I don’t know that, but I also don’t respond. Instead, I just stand there as she pulls my loose shirt up from my waist, all the way up until my stomach is in view. I pull it down to my belly button so I won’t risk flashing my breasts to no one in particular. The guard is still behind me. Anona runs her fingertips acrossthe skin of my upper back, then drops my shirt back down and she wheels me around so I’m facing her again. She nods.
“You’re legal, which means everything’s okay,” she says with a clipped smile. Thunder breaks out overhead as another onslaught of rain comes down even harder. She looks upward, appearing to notice the inclement weather for the first time.
“Let’s get you out of this rain,” she adds with a polished smile.
I can’t even feel it. “Okay,” I answer, allowing her to pull me up the now muddied road and into one of the handful of buildings that hasn’t been blasted into oblivion. The demon guard follows us.
I want to ask her what she meant by my being legal, but I can’t seem to open my mouth. It’s like my brain isn’t communicating with my body. Instead, the headache increases and pulses inside my head, feeling like larvae ready to pop out of my eyes.
“How did you end up here?” Anona asks. She holds the door open, and I walk into the dark room. A second or so later, a lightbulb flickers overhead and bathes us in artificial halogen light. I take stock of my surroundings and find a wooden table in the center of the room with four chairs. Anona motions to one of them and I sit down, feeling exhausted all the way to my toes. In the corner of the room is an unattended cot and a dirty-looking pillow. There are no windows.
“She don’t know anythin’. Her memory’s gone. Probably wiped so she can’t tell us nothin’,” the guard says from where he stands beside Anona. She looks at him with a discouraged expression before she sits down across from me and tries to smile. It looks more like a grimace.
“You don’t remember anything at all?” she asks, and I shake my head.

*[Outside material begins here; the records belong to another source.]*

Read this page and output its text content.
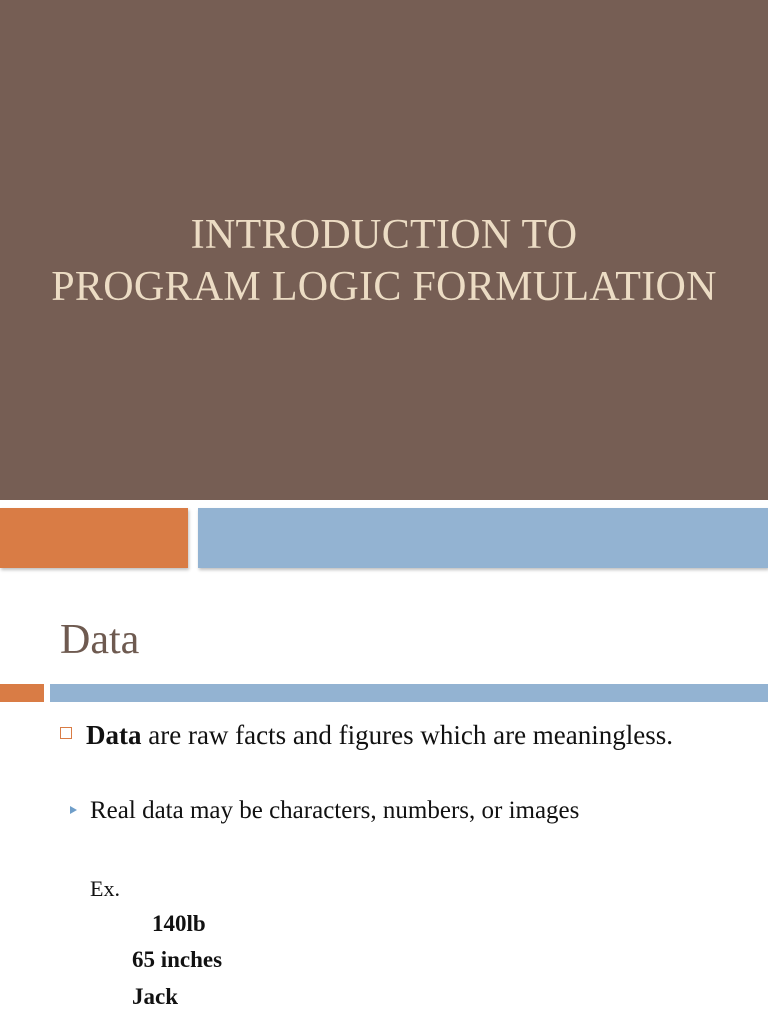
INTRODUCTION TO
PROGRAM LOGIC FORMULATION
Data
Data are raw facts and figures which are meaningless.
Real data may be characters, numbers, or images
Ex.
140lb
65 inches
Jack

She continues, “You don’t know why you were on the road or how you got there?”
I shake my head and wince as the pain behind my eyes becomes intolerable. “I… do you have anything for a headache?” I shield my eyes from the suddenly blaring light overhead.

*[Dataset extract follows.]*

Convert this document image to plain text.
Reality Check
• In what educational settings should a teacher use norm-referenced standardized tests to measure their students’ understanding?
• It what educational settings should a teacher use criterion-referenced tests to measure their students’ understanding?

“Hmm,” she mumbles, reaching forward and gripping my arm. She pushes my long, tattered and soaking wet sleeve all the way up to my elbow and nods once she spots the veins in my wrist, which travel up my arm in glowing neon-green branches.

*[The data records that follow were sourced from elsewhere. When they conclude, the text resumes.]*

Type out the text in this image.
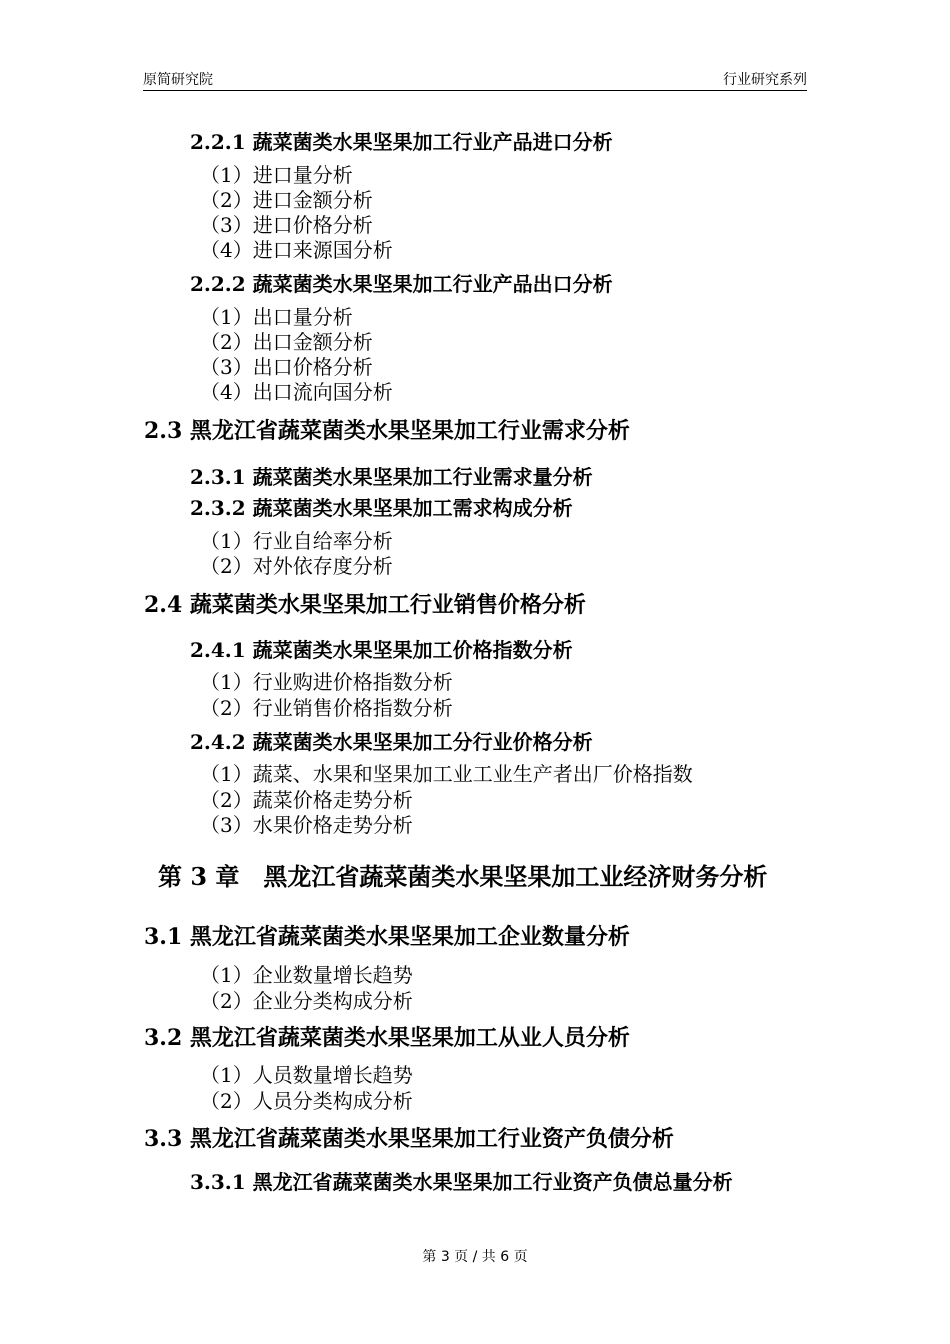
原简研究院	行业研究系列
2.2.1 蔬菜菌类水果坚果加工行业产品进口分析
（1）进口量分析
（2）进口金额分析
（3）进口价格分析
（4）进口来源国分析
2.2.2 蔬菜菌类水果坚果加工行业产品出口分析
（1）出口量分析
（2）出口金额分析
（3）出口价格分析
（4）出口流向国分析
2.3 黑龙江省蔬菜菌类水果坚果加工行业需求分析
2.3.1 蔬菜菌类水果坚果加工行业需求量分析
2.3.2 蔬菜菌类水果坚果加工需求构成分析
（1）行业自给率分析
（2）对外依存度分析
2.4 蔬菜菌类水果坚果加工行业销售价格分析
2.4.1 蔬菜菌类水果坚果加工价格指数分析
（1）行业购进价格指数分析
（2）行业销售价格指数分析
2.4.2 蔬菜菌类水果坚果加工分行业价格分析
（1）蔬菜、水果和坚果加工业工业生产者出厂价格指数
（2）蔬菜价格走势分析
（3）水果价格走势分析
第 3 章　黑龙江省蔬菜菌类水果坚果加工业经济财务分析
3.1 黑龙江省蔬菜菌类水果坚果加工企业数量分析
（1）企业数量增长趋势
（2）企业分类构成分析
3.2 黑龙江省蔬菜菌类水果坚果加工从业人员分析
（1）人员数量增长趋势
（2）人员分类构成分析
3.3 黑龙江省蔬菜菌类水果坚果加工行业资产负债分析
3.3.1 黑龙江省蔬菜菌类水果坚果加工行业资产负债总量分析
第 3 页 / 共 6 页
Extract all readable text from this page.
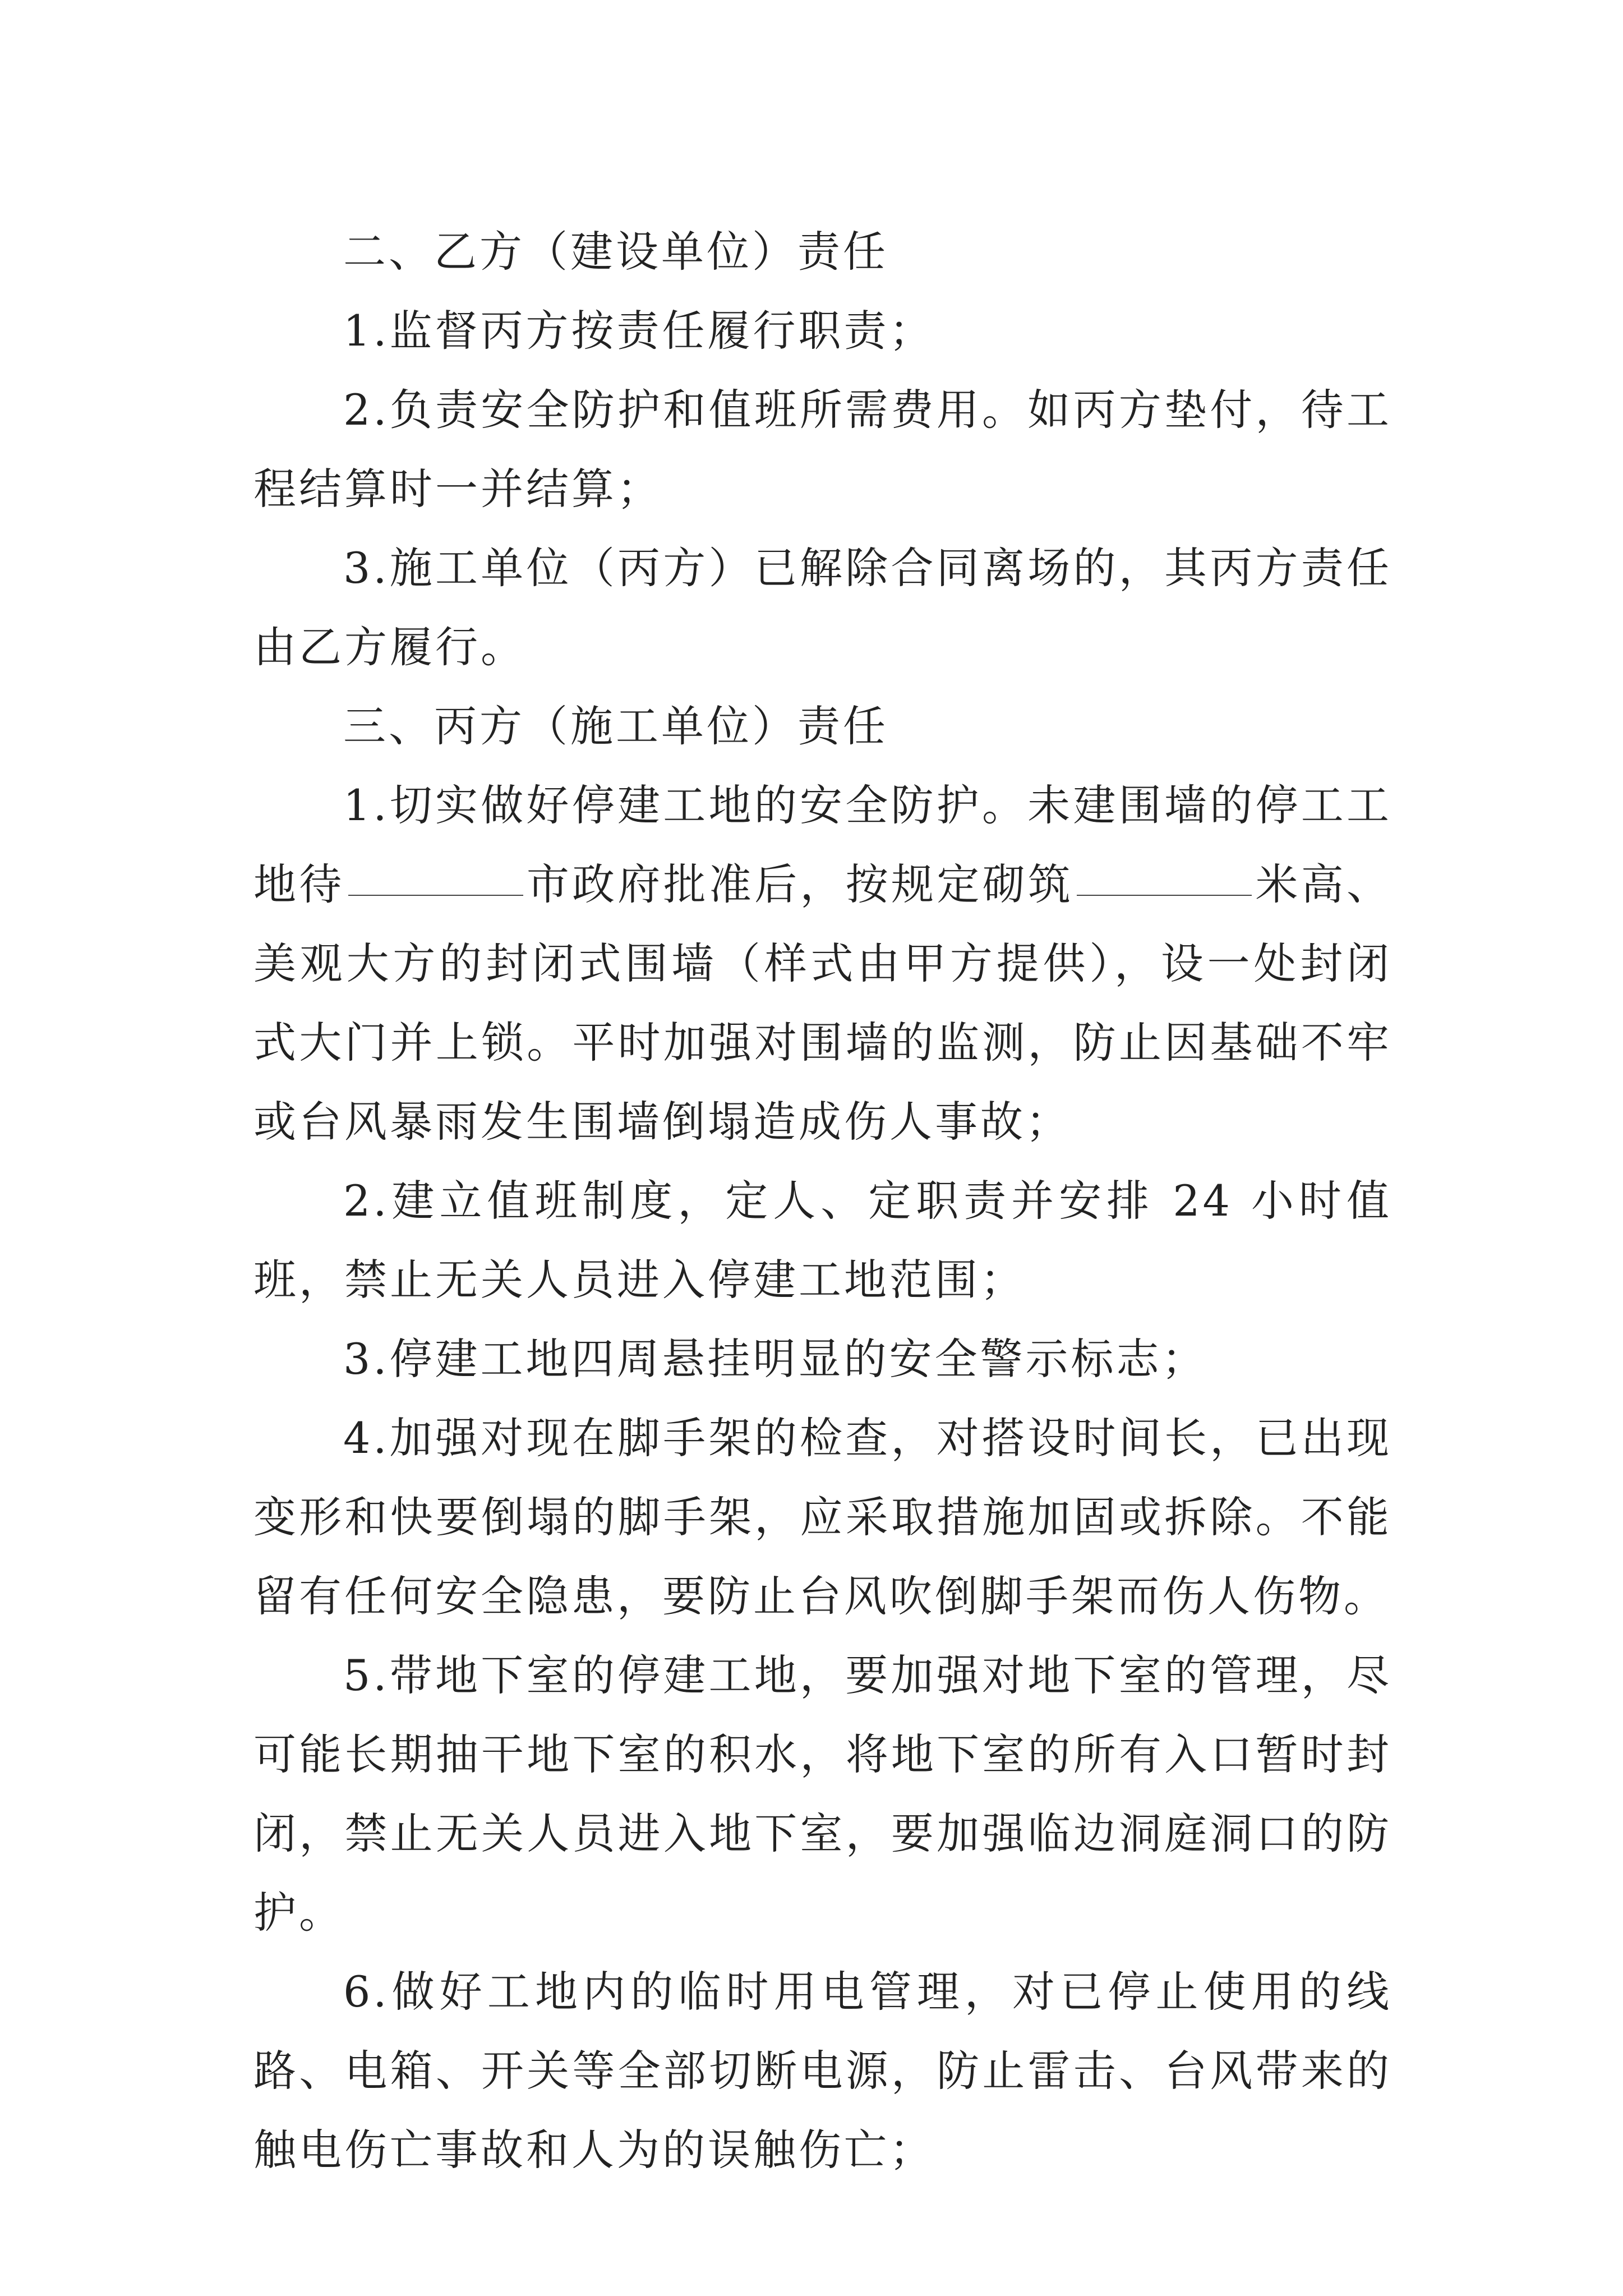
二、乙方（建设单位）责任

1.监督丙方按责任履行职责；

2.负责安全防护和值班所需费用。如丙方垫付，待工程结算时一并结算；

3.施工单位（丙方）已解除合同离场的，其丙方责任由乙方履行。

三、丙方（施工单位）责任

1.切实做好停建工地的安全防护。未建围墙的停工工地待	市政府批准后，按规定砌筑	米高、美观大方的封闭式围墙（样式由甲方提供），设一处封闭式大门并上锁。平时加强对围墙的监测，防止因基础不牢或台风暴雨发生围墙倒塌造成伤人事故；

2.建立值班制度，定人、定职责并安排 24 小时值班，禁止无关人员进入停建工地范围；

3.停建工地四周悬挂明显的安全警示标志；

4.加强对现在脚手架的检查，对搭设时间长，已出现变形和快要倒塌的脚手架，应采取措施加固或拆除。不能留有任何安全隐患，要防止台风吹倒脚手架而伤人伤物。

5.带地下室的停建工地，要加强对地下室的管理，尽可能长期抽干地下室的积水，将地下室的所有入口暂时封闭，禁止无关人员进入地下室，要加强临边洞庭洞口的防护。

6.做好工地内的临时用电管理，对已停止使用的线路、电箱、开关等全部切断电源，防止雷击、台风带来的触电伤亡事故和人为的误触伤亡；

“She’s going through withdrawals,” she announces to the guard, who doesn’t say anything. I don’t know when he did it, but he’s taken off his helmet so I can clearly see him. Not that I want to. With his scaly red skin, underslung jaw, beady black eyes, and the ten or so horns protruding from his head, he’s an ugly son of a bitch.
“Get theAtacomite,” she orders. He nods and turns around, hulking out of the doorway and disappearing into the pounding rain. “We’re going to get you fixed up real soon, gorgeous,” she says as she turns her attention back to me.
But I can barely register that she’s even there. Even though she’s sitting right across from me, it’s like I can’t concentrate on her—can’t see her. But I can see everything around her. Until the room starts spinning, and the headache along with it. I drop my head into my hands and squeeze my temples, trying to will the pain away. Or maybe I’m trying to shove my fingers through my skull so I can shred my brain.